Otro «duro golpe a la estabilidad del matrimonio» es para el prelado, la entrada en vigor del «divorcio exprés», ya que las rupturas suponen siempre «un enorme sufrimiento de los esposos, de sus familias y particularmente de los hijos, por más que se intenten reducir sus efectos y paliar el déficit de los padres unidos». «Si el sentido de este dinamismo no cambia, -advierte-cada día habrá más víctimas y más preocupante será el futuro de la sociedad».

Los tres millones de parados y los cientos de miles de familias que se han visto arrojadas a la pobreza como consecuencia de la crisis económica también se suman a las preocupaciones de este obispo. Para monseñor Blázquez, ante la actual circunstancia de «estrechez» que padecen muchas familias sería «una irresponsabilidad» debilitarla aún más «por escasez de ayudas y de apoyos». Y es que, según recuerda, siempre merece la pena hacer todos los esfuerzos por proteger a la familia, ya que éste es el «ámbito adecuado a la dignidad de la persona para ser concebida, ser gestada y recibida, ser criada, educada e iniciada en la vida. Por este motivo el futuro y la esperanza de la sociedad pasa por la familia».

El obispo de Almería, Adolfo González Montes, por su parte, achaca al relativismo moral y a la ideología de género la actual «desfiguración» que sufre esta institución. Así, en su carta pastoral de esta semana alerta que «el relativismo moral que nos acosa descalifica la realidad natural, social y jurídica de la familia como si una institución atrasada se tratase», mientras que la ideología de género «reivindica con gran beligerancia que la sexualidad ha de tener la orientación que cada cual elija sin prejuicios».

«Situación de asfixia»

«Se había dicho -advierte- que rompiendo el tabú de la institución del matrimonio como indisoluble se acabaría con la violencia doméstica. Después ha venido la consideración ante la ley de la igualdad de todas las uniones entre hombre y mujer y las uniones entre personas del mismo sexo. La realidad es que el abuso del divorcio, prácticamente libre, y la exclusión del Código Civil de la institución del matrimonio como tal, han conducido a la familia a una situación de asfixia». El mismo efecto ha tenido para el prelado la actual ley del aborto, y que a pesar de sus patentes deficiencias pretende ahora el Gobierno socialista flexibilizar con una eventual ley de plazos.

«Los cristianos -señala- no podemos permanecer impasibles ante el avance tan aterrador del aborto.
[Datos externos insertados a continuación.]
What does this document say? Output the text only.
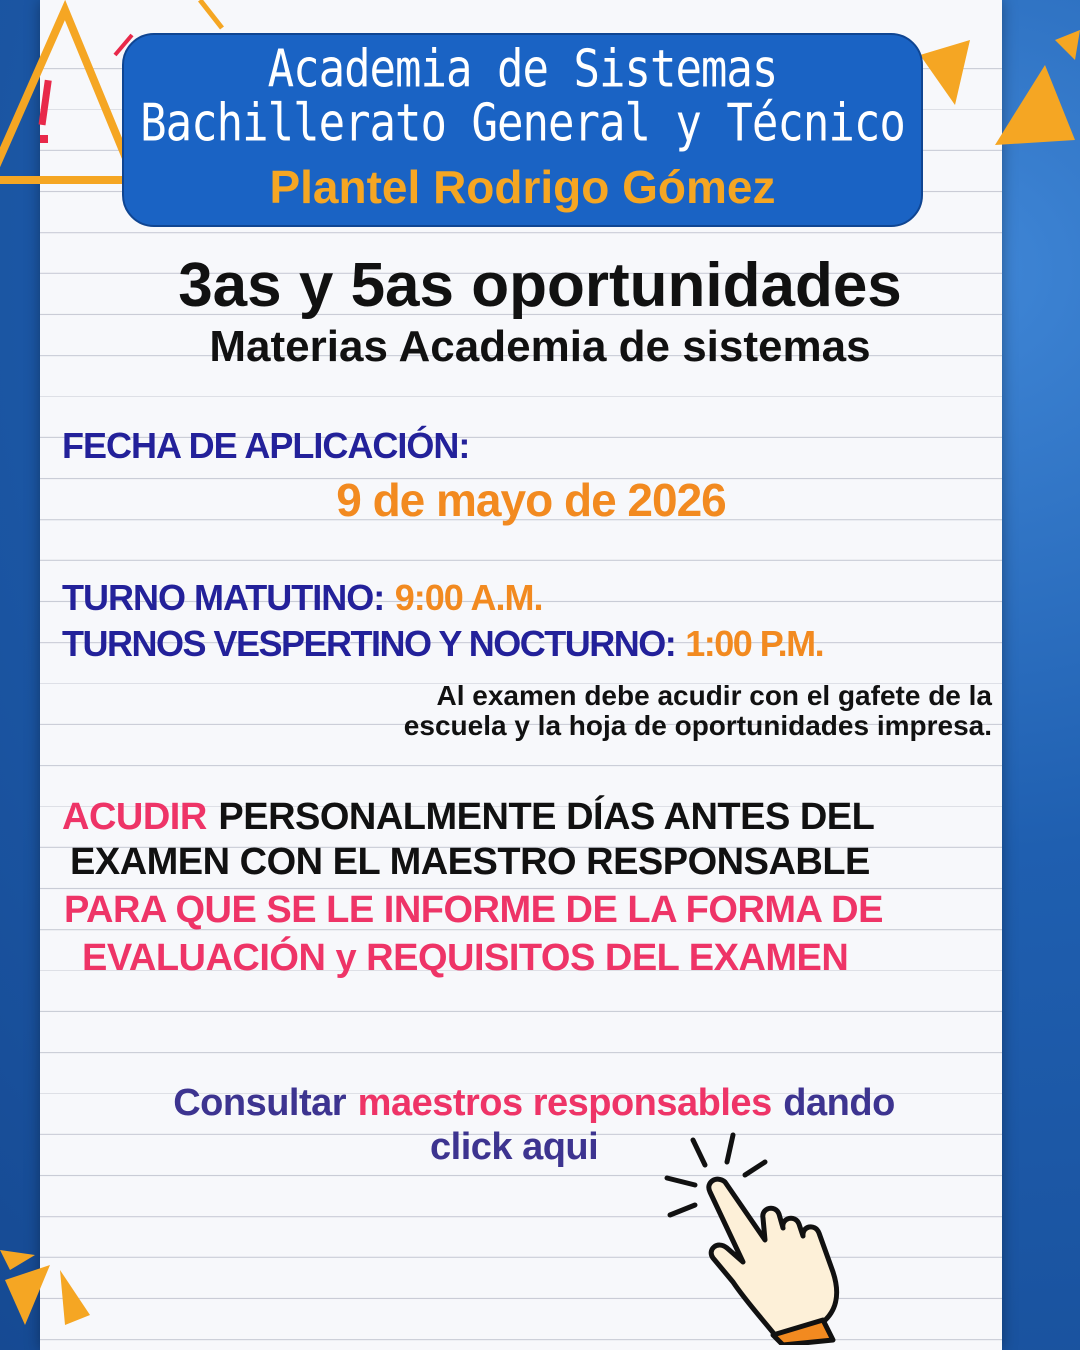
Academia de Sistemas
Bachillerato General y Técnico
Plantel Rodrigo Gómez
3as y 5as oportunidades
Materias Academia de sistemas
FECHA DE APLICACIÓN:
9 de mayo de 2026
TURNO MATUTINO: 9:00 A.M.
TURNOS VESPERTINO Y NOCTURNO: 1:00 P.M.
Al examen debe acudir con el gafete de la
escuela y la hoja de oportunidades impresa.
ACUDIR PERSONALMENTE DÍAS ANTES DEL
EXAMEN CON EL MAESTRO RESPONSABLE
PARA QUE SE LE INFORME DE LA FORMA DE
EVALUACIÓN y REQUISITOS DEL EXAMEN
Consultar maestros responsables dando
click aqui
Más de 112.000 abortos en un sólo año; más de tres millones en las últimas tres décadas. ¿Acaso esto no es genocidio? El aborto no puede ser un método de control de la natalidad ni una práctica contra el embarazo no deseado. ¿Es coherente defender un proyecto ecológico sostenible mientras se promueve una ley de plazos para abortar, y se pacta con las industrias de la muerte que han hecho de práctica abominable del aborto un medio comercial y un negocio?».

El obispo de Palencia, monseñor José Ignacio Munilla, también se hace eco de este tema en su carta pastoral en la que invita a los fieles de su diócesis a acudir a la misa de hoy en Madrid, al afirmar que asistiendo a esta celebración «prestaremos nuestra voz a los que no la tienen: los 112.138 niños sacrificados el año pasado en España. Ellos no tienen sindicato que les defienda, ni partido político que represente. Su clamor llega al cielo, ciertamente, pero tiene también que alcanzar al resto de la sociedad, sirviéndose de nuestro pequeño «altavoz»».

«Escuela de humanidad»

También señala que «ante el influjo del laicismo imperante» que ordena «descolgar las cruces de las paredes o hacer desaparecer los belenes y demás signos religiosos propios de la Navidad», la multitud que acuda a la Eucaristía será «un testimonio de que Dios «vive» y «habita» entre nosotros».

A pesar del difícil panorama que describen los obispos en sus mensajes para la jornada de hoy, todos coinciden en señalar que la familia no ha dejado de pasar inadvertida y que siempre habrá hombres de buena voluntad dispuestos a seguir trabajando a favor de esta institución. «La familia es la mejor escuela de humanidad, porque en ella se aprenden los valores humanos y cristianos, la solidaridad, la cercanía, el perdón, la responsabilidad, la ayuda, las virtudes. La familia es un valor con futuro, si ella está sana, la sociedad estará sana», apunta monseñor Lorca Planes, obispo de Teruel y Albarracín.